65歳以上のファッションショー 歩き続ける人生のランウェイ
- 2023年11月13日
特別なファッションショーが東広島市で行われました。モデルは、65歳以上の高齢者です。このショーでランウェイデビューした女性がいます。
(NHK広島放送局カメラマン 石川舞花)
東広島市で行われたファッションショー。思い思いの衣装を身にまとい、ランウェイを歩くのは、65歳以上の高齢者です。生きがい作りを目的として市が主催しました。
ショーの参加者は…
「わくわくどきどきしてて、とっても幸せな気分でした。若返りました」
「感無量。今とても幸せ」
今回のファッションショーに特別な思いで参加した江藤美知子さんです。2年半前に夫の昌明さんを亡くしました。
結婚してから60年。昌明さんは、人と話すのが大好きな美知子さんの大切な話し相手でした。
江藤美知子さん
「60年と3か月、一緒にいたんですから。覚悟はしててもね、やっぱり話し相手がなくなるとさみしいですね」
昌明さんが亡くなったあと美知子さんは、ふさぎ込むようになり外に出ることが少なくなっていきました。
江藤美知子さん
「テレビを見たり、日記を書いたり、ぬいぐるみに話しかけてるんですよ」
孫の裕美さんです。元気がない祖母を心配し、ショーへの参加を勧めました。
裕美さん
「すごいちゃきちゃき動いてたおばあちゃんが、いろんなものがどうでもよくなってきて、これはちょっとまずいんじゃないんかなって。とにかく何かの刺激がないといけないな」
江藤美知子さん
「断って断ってって言ってたんですけどね、もう頼んであるからだめよ断れんよって言うからね」
この日、ショーに向けて行われるウォーキングレッスンに参加しました。サポート役で本番のランウェイを一緒に歩く裕美さんと練習します。
レッスン中には、ほかの参加者とのおしゃべりを楽しむ場面もありました。
江藤美知子さん
「最近、人とあんまり関わりが無かったんですよ私。楽しかったですほんと」
少しずつ気持ちが前向きになっていった美知子さん。これまでと違った自分になりたいと思うようになってきました。
呉服店で働いていたことがある美知子さんは、本番の衣装を着物にしようと考えていました。

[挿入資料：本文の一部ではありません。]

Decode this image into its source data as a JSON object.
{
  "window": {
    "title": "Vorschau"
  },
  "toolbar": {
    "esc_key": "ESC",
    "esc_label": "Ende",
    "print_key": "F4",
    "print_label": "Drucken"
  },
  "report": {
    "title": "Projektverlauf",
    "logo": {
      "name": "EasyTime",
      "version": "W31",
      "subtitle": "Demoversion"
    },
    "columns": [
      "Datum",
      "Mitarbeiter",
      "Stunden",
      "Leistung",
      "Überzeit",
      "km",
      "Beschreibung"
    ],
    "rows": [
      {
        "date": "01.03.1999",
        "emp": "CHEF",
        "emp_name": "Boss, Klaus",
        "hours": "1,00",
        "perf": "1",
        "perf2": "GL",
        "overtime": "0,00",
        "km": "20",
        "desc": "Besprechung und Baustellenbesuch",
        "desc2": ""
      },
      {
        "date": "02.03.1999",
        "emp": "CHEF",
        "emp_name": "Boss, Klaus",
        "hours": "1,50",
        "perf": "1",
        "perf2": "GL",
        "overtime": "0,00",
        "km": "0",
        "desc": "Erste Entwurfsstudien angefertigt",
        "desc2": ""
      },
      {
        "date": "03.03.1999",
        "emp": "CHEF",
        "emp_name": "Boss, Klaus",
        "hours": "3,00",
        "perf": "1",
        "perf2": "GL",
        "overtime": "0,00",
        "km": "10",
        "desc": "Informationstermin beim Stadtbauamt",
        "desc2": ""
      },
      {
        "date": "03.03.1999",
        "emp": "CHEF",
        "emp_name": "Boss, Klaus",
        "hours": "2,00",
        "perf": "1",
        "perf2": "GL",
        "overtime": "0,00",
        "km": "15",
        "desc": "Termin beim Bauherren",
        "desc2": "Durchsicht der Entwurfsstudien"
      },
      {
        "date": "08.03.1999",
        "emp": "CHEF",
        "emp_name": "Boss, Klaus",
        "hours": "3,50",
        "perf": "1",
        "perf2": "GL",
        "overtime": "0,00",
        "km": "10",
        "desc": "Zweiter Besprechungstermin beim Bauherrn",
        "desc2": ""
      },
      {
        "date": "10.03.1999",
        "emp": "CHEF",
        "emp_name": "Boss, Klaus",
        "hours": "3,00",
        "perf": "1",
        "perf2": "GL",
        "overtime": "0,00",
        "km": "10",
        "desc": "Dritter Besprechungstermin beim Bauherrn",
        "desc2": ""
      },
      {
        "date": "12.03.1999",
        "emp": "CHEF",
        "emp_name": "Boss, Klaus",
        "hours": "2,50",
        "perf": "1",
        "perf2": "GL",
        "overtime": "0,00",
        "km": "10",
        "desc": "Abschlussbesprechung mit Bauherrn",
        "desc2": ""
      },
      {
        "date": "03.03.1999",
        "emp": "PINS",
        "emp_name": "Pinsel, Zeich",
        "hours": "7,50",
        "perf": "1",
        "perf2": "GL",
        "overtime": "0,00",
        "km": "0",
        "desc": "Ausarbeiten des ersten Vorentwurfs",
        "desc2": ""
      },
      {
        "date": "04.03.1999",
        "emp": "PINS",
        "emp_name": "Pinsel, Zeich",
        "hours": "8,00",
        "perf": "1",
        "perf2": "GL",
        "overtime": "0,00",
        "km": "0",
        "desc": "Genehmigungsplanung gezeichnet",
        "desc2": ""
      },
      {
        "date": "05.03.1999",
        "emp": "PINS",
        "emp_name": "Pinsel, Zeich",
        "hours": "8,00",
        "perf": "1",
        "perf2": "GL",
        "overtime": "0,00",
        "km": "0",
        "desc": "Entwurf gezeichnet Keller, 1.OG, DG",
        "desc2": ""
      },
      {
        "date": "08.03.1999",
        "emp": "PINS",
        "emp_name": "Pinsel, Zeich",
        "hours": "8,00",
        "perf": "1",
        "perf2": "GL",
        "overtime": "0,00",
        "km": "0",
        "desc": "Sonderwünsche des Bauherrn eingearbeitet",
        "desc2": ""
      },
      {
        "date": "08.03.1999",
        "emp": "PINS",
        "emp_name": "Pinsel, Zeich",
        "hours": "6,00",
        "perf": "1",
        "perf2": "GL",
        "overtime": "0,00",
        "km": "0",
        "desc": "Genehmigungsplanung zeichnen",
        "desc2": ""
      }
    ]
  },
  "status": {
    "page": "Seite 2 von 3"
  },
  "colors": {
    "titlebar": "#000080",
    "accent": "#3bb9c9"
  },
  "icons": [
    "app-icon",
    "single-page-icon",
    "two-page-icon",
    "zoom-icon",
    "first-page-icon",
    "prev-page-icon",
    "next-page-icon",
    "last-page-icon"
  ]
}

しかし、同世代の女性がドレスを選んでいる姿を見て、自分も着てみたいと思うようになりました。今まで自分がやりたいことを主張してこなかった美知子さんにとって、初めての挑戦です。
江藤美知子さん
「私たち結婚するころには、まだドレス着る人って少なかったんですよね。ドレス着てみたいなあ、憧れですよね」
そして迎えた本番の日。
およそ200人の観客が注目する中、美知子さんがショーの最後を飾ります。
衣装に選んだのは、白いドレスです。まるで花嫁姿のような自分を夫の昌明さんに見せたいと、選びました。
江藤美知子さん
「もしあの頃に結婚式でドレスがあったら白いドレスを着ただろうなって。まあ、主人も見てるでしょう」
裕美さんに支えられながら、8メートルのランウェイを堂々と歩きました。
江藤美知子さん
「ほっとしました。良い記念になりましたので感謝してます」
挑戦することの喜びを知り笑顔が戻った美知子さん。これからも前向きに人生のランウェイを歩き続けます。
今回のモデルの募集は、東広島市で行われましたが、市外からも参加したいという声があり、ほかの市からも4人が出演したそうです。美知子さんは、今後、ファッションショーが開催されれば、別の衣装でまた参加したいと話していました。